# Specs in Va Beach?



## DavB (Apr 15, 2000)

OK. Not looking for your personal honey hole here (like you would tell me), but...

I'll be in Va Beach all weekend. So what is my best hope for throwing plastic for a keeper speckled trout from shore? Rudee? Lynnhaven?

Any advice out there?


----------



## tom_s (Oct 20, 2006)

sounds like you already have ur answer!!those would be the places I'd go..


----------



## jay b (Dec 1, 2002)

Don't forget West OV AKA Willoughby Spit and while you're there thank the fellas from VCAN for the parking spots.


----------



## pksnc (Sep 23, 2007)

I am new to the board and not near as experiened as most of these people BUT I will mention that I was at 76th street last Friday before the wind started to blow and specs were all that I caught. With that said, go to the other places....


----------



## firebox (Feb 3, 2003)

Wher do you park at 76th street,is there public parking?


----------



## pksnc (Sep 23, 2007)

It is a residential area with parking on the street. The folks that live in the area tend to be fishing friendly and will often come out to see what's for dinner!


----------



## J_Lannon (Jul 23, 2003)

*Specks*



DavB said:


> OK. Not looking for your personal honey hole here (like you would tell me), but...
> 
> I'll be in Va Beach all weekend. So what is my best hope for throwing plastic for a keeper speckled trout from shore? Rudee? Lynnhaven?
> 
> Any advice out there?



From shore at Lesner, about the only place is the crab creek area. I got a few right there along the grass at the ramps. But no keepers.

The larger ones seem to be deeper along the channels.

You cant fish from the beach anymore to the west of crab creek. The police are required to patrol it now ....


----------



## mud (Sep 23, 2007)

*Hampton*

Lincoln Park in Hampton. Have been catching 17 to 22 inch of worm crab and spot heads....just above larva stage!! Oh there is a pier there but I always go to the beach with my surf rods where there is grass on oneside and rocks on the other. Maybe see ya out there....oh park closes at dark :fishing:


----------



## WaterLou (Oct 4, 2007)

A buddy told me fish the back side of the creek by the ramp at Lynhaven. Am I going to be chased out by the police if I wade out there?


----------



## DavB (Apr 15, 2000)

Thanks, keep those ideas coming, I've never caught a Bay keeper (well, anything nice anyway) so the general help is welcome.


----------



## baitslingin (Jul 31, 2005)

caught 3 this morning by the Portsmouth Marine Terminals right after sunrise.
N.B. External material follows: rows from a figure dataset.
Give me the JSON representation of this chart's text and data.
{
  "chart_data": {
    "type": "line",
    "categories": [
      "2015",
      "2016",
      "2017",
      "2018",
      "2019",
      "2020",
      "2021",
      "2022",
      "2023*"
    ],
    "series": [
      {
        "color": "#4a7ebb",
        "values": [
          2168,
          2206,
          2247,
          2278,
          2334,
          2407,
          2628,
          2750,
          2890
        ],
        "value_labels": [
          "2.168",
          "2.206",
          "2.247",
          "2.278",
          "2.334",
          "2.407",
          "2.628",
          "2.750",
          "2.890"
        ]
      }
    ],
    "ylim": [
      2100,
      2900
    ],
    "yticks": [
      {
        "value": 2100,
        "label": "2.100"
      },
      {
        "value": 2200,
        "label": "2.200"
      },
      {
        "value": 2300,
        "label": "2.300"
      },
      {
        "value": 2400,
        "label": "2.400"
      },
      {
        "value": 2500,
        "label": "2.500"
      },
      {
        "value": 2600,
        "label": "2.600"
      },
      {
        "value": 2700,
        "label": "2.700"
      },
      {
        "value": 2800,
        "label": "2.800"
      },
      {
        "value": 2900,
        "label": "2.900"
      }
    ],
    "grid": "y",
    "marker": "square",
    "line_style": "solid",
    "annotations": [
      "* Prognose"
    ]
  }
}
probably half the vrginia citation specks came from the Eliz. river last year. quite a few were caught in the hot ditch, but there were many caught in the other stretches of the river. 
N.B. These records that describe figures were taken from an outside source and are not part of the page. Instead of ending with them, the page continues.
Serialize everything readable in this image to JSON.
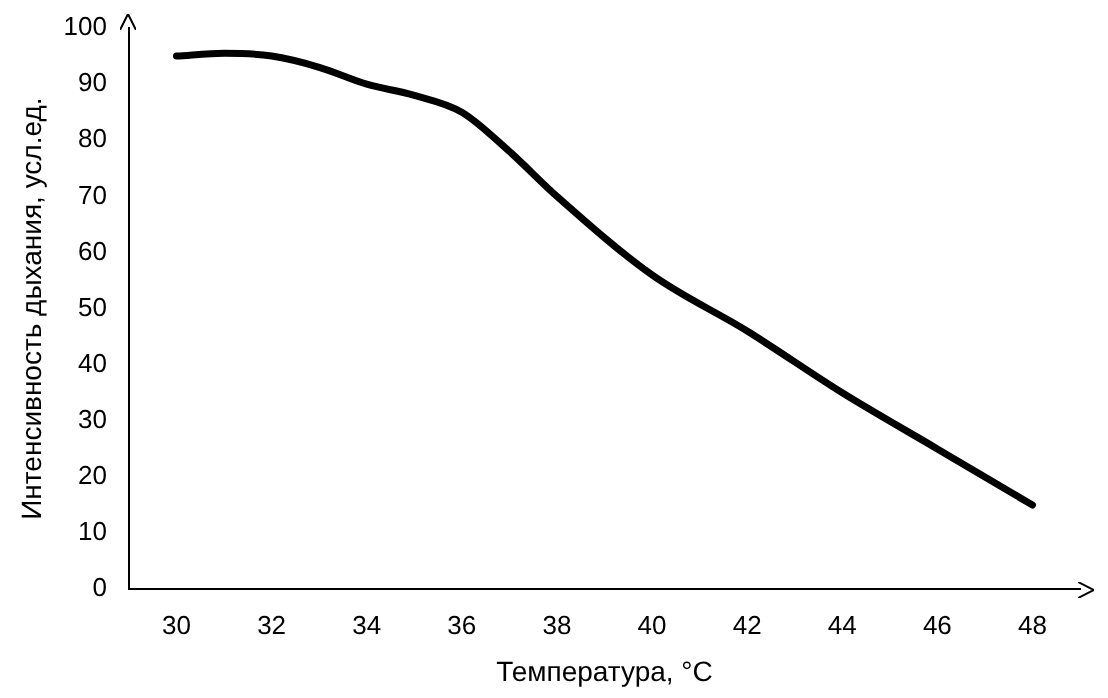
{
  "chart_data": {
    "type": "line",
    "xlabel": "Температура, °C",
    "ylabel": "Интенсивность дыхания, усл.ед.",
    "x": [
      30,
      31,
      32,
      33,
      34,
      35,
      36,
      37,
      38,
      40,
      42,
      44,
      46,
      48
    ],
    "series": [
      {
        "color": "#000000",
        "values": [
          95,
          95.5,
          95,
          93,
          90,
          88,
          85,
          78,
          70,
          56,
          46,
          35,
          25,
          15
        ]
      }
    ],
    "xlim": [
      29,
      49
    ],
    "ylim": [
      0,
      100
    ],
    "xticks": [
      30,
      32,
      34,
      36,
      38,
      40,
      42,
      44,
      46,
      48
    ],
    "yticks": [
      0,
      10,
      20,
      30,
      40,
      50,
      60,
      70,
      80,
      90,
      100
    ],
    "grid": false,
    "legend": false,
    "marker": "none",
    "line_style": "solid"
  }
}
http://mrc.virginia.gov/vswft/2006/06speckledtrout.shtm


----------



## baitslingin (Jul 31, 2005)

and in '05


http://www.mrc.state.va.us/vswft/2005/05speckledtrout.shtm


----------



## Rockstar (Jun 23, 2004)

Just walk the beach from Lesner down towards the boat ramp creek... cast across to the grass beds... puppy drum and trout will hole up in there and feed on the mullet... best is top of the incoming.


----------



## J_Lannon (Jul 23, 2003)

baitslingin said:


> caught 3 this morning by the Portsmouth Marine Terminals right after sunrise.
> 
> probably half the vrginia citation specks came from the Eliz. river last year. quite a few were caught in the hot ditch, but there were many caught in the other stretches of the river.
> 
> http://mrc.virginia.gov/vswft/2006/06speckledtrout.shtm



Any good put in places for a kayak on the ER ?


----------



## baitslingin (Jul 31, 2005)

J_Lannon said:


> Any good put in places for a kayak on the ER ?


yeah there is.... i caught 'em from the yak .


----------



## Fish'n Phil (Nov 11, 2002)

Caught a couple specks yesterday afternoon in Lynnhaven Inlet on shrimp while spot fishing... largest was 12". Lost one speck on a 1/4 oz. Rat-L-Trap... but did hook a small sea bass. No luck on Mirrolure. No stripers. One medium spot. The winds were not favorable.


----------



## tjmrpm04 (May 17, 2007)

I was out Saturday night/sunday morning on the duck inn side of the lesner and caught a few specks. Largest was just under 14". I caught them off of cut blue or finger mullet. The blues were biting on anything you threw at them. Some had good size but most were around 10 inches. Anyway, didn't catch anything to cook up for dinner but I did manage to walk away with a ton of bait for later (blues and spots). 

Thom:fishing:


----------



## DavB (Apr 15, 2000)

*Might as well tell how I did...*

Fished the Lessner and Crab Creek area. Caught a few short trout and flounder using Gulp mullet baits while my kid played soccer. I had a family emergency that pulled me back home before I could do any serious fishing.

Thanks again for your tips, at least I got to touch a fish...


----------



## J_Lannon (Jul 23, 2003)

DavB said:


> Fished the Lessner and Crab Creek area. Caught a few short trout and flounder using Gulp mullet baits while my kid played soccer. I had a family emergency that pulled me back home before I could do any serious fishing.
> 
> Thanks again for your tips, at least I got to touch a fish...


 I hope everything is ok with your family Dave......take care friend.


----------



## dirtyhandslopez (Nov 17, 2006)

Anyone ever walked the beach down the refuge looking for trout? There's some killer holes...


----------



## Sea2aeS (Jan 7, 2005)

oceanfront where your referring to is better once the water cools down and it gets into late oct/nov down there


----------



## AL_N_VB (Apr 3, 2002)

dirtyhandslopez said:


> Anyone ever walked the beach down the refuge looking for trout? There's some killer holes...


naw this time of year...it's all about heavers, 8-6 oz's and a Fish-n-mate w/ cooler full of fresh bait...feeshin fer them beeeeg red spotted tail things.....

Better holes on tha Peninsula to catch them good eatin speckled feesh.

Darren..lemme know when ur back in town


----------